Niedersachsen beschleunigt Windkraftausbau – Braunschweig übertrifft Flächenziele bereits jetzt
Brigitta SchülerNiedersachsen beschleunigt Windkraftausbau – Braunschweig übertrifft Flächenziele bereits jetzt
Niedersachsen führt verbindliche rechtliche Vorgaben ein, um die Windenergie an Land auszubauen. Bis 2027 muss das Bundesland 2,46 Prozent seiner Fläche – etwa 12.500 Hektar – für Windparks reservieren. Die Region Braunschweig passt nun ihre Pläne an, um diese Anforderungen zu erfüllen.
Der Regionalverband Braunschweig hat nach einer öffentlichen Anhörung den Entwurf seines Raumordnungsplans überarbeitet. Von ursprünglich 56 vorgeschlagenen Zonen wurden acht als Vorranggebiete gestrichen. Ein großes Areal zwischen Seershausen, Hillerse und Edemissen ist in der aktuellen Fassung nicht mehr enthalten.

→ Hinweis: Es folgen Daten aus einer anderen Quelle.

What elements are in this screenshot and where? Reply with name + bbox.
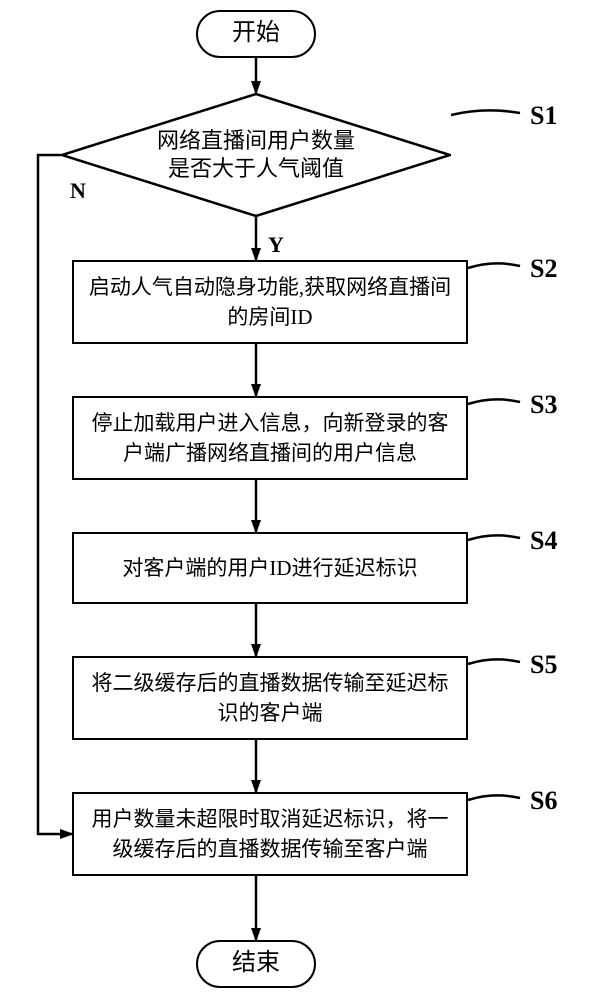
process-s4-text: 对客户端的用户ID进行延迟标识 — [122, 553, 417, 583]
decision-text: 网络直播间用户数量 是否大于人气阈值 — [61, 127, 451, 183]
decision-line2: 是否大于人气阈值 — [61, 155, 451, 183]
process-s3: 停止加载用户进入信息，向新登录的客 户端广播网络直播间的用户信息 — [72, 396, 468, 480]
label-s3: S3 — [530, 390, 557, 420]
end-label: 结束 — [232, 950, 280, 976]
process-s2: 启动人气自动隐身功能,获取网络直播间 的房间ID — [72, 260, 468, 344]
process-s4: 对客户端的用户ID进行延迟标识 — [72, 532, 468, 604]
label-s4: S4 — [530, 526, 557, 556]
process-s6-line1: 用户数量未超限时取消延迟标识，将一 — [92, 804, 449, 834]
label-s6: S6 — [530, 786, 557, 816]
decision-s1: 网络直播间用户数量 是否大于人气阈值 — [61, 93, 451, 217]
label-s2: S2 — [530, 254, 557, 284]
process-s3-line1: 停止加载用户进入信息，向新登录的客 — [92, 408, 449, 438]
label-s1: S1 — [530, 101, 557, 131]
process-s6: 用户数量未超限时取消延迟标识，将一 级缓存后的直播数据传输至客户端 — [72, 792, 468, 876]
process-s2-line1: 启动人气自动隐身功能,获取网络直播间 — [89, 272, 451, 302]
start-label: 开始 — [232, 20, 280, 46]
process-s5: 将二级缓存后的直播数据传输至延迟标 识的客户端 — [72, 656, 468, 740]
process-s2-text: 启动人气自动隐身功能,获取网络直播间 的房间ID — [89, 272, 451, 332]
terminator-start: 开始 — [196, 10, 316, 58]
process-s3-line2: 户端广播网络直播间的用户信息 — [92, 438, 449, 468]
process-s4-line1: 对客户端的用户ID进行延迟标识 — [122, 553, 417, 583]
edge-yes: Y — [268, 232, 284, 258]
process-s5-text: 将二级缓存后的直播数据传输至延迟标 识的客户端 — [92, 668, 449, 728]
edge-no: N — [70, 178, 86, 204]
process-s5-line2: 识的客户端 — [92, 698, 449, 728]
label-s5: S5 — [530, 650, 557, 680]
process-s6-line2: 级缓存后的直播数据传输至客户端 — [92, 834, 449, 864]
process-s6-text: 用户数量未超限时取消延迟标识，将一 级缓存后的直播数据传输至客户端 — [92, 804, 449, 864]
decision-line1: 网络直播间用户数量 — [61, 127, 451, 155]
process-s3-text: 停止加载用户进入信息，向新登录的客 户端广播网络直播间的用户信息 — [92, 408, 449, 468]
terminator-end: 结束 — [196, 940, 316, 988]
process-s2-line2: 的房间ID — [89, 302, 451, 332]
process-s5-line1: 将二级缓存后的直播数据传输至延迟标 — [92, 668, 449, 698]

Hinzu gekommen ist ein neuer Standort südlich von Kirchberg bei Seesen. Aktuell umfassen die ausgewiesenen Windenergieflächen in der Region bereits 2,9 Prozent der Gesamtfläche und übertreffen damit das Ziel für 2027. Um langfristige Pläne zu unterstützen, ermöglicht eine kommunale Opt-in-Klausel den örtlichen Räten, bis 2032 zusätzlich Flächen für Windprojekte bereitzustellen.

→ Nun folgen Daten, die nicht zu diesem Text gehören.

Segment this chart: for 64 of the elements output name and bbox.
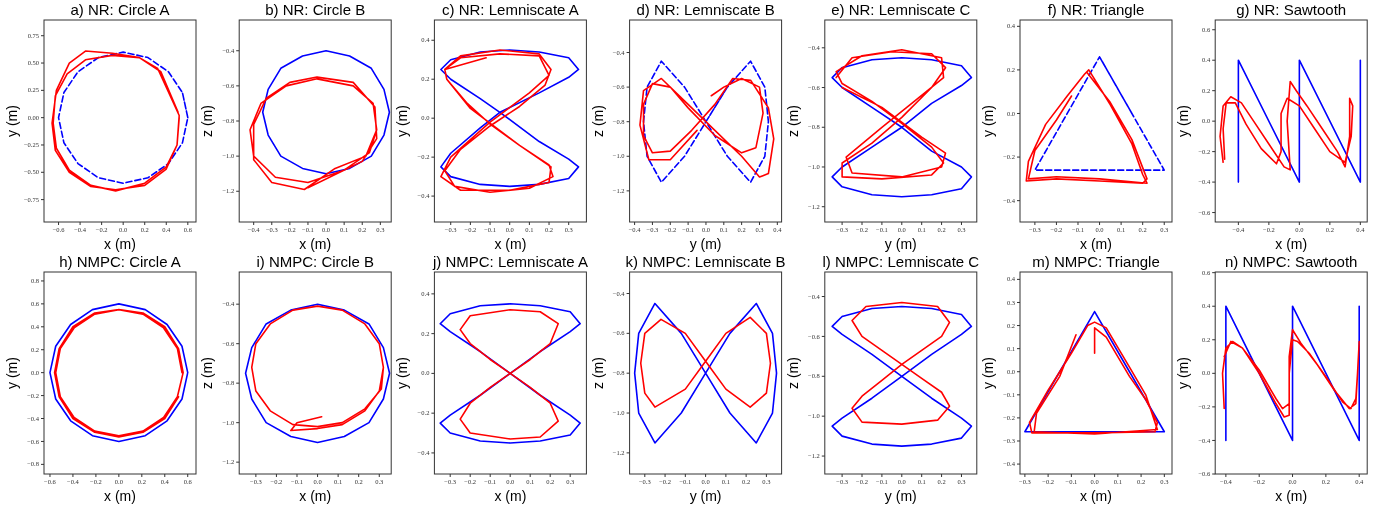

Der Verband beginnt nun eine neue Phase der Raumplanung für die Windkraft in der gesamten Region. Die Verantwortlichen betonen, wie wichtig es ist, dass der Braunschweiger Raum seine Anstrengungen verstärkt, um die gesetzlichen Verpflichtungen zu erfüllen.
Der überarbeitete Plan zielt darauf ab, den Ausbau mit lokalen Belangen in Einklang zu bringen. Da die bestehenden Flächen das 2027er-Ziel bereits übererfüllen, liegt die Region im Zeitplan – muss jedoch das Tempo halten. Die Opt-in-Regelung bietet Spielraum für weiteres Wachstum über den ursprünglichen Sticht hinaus.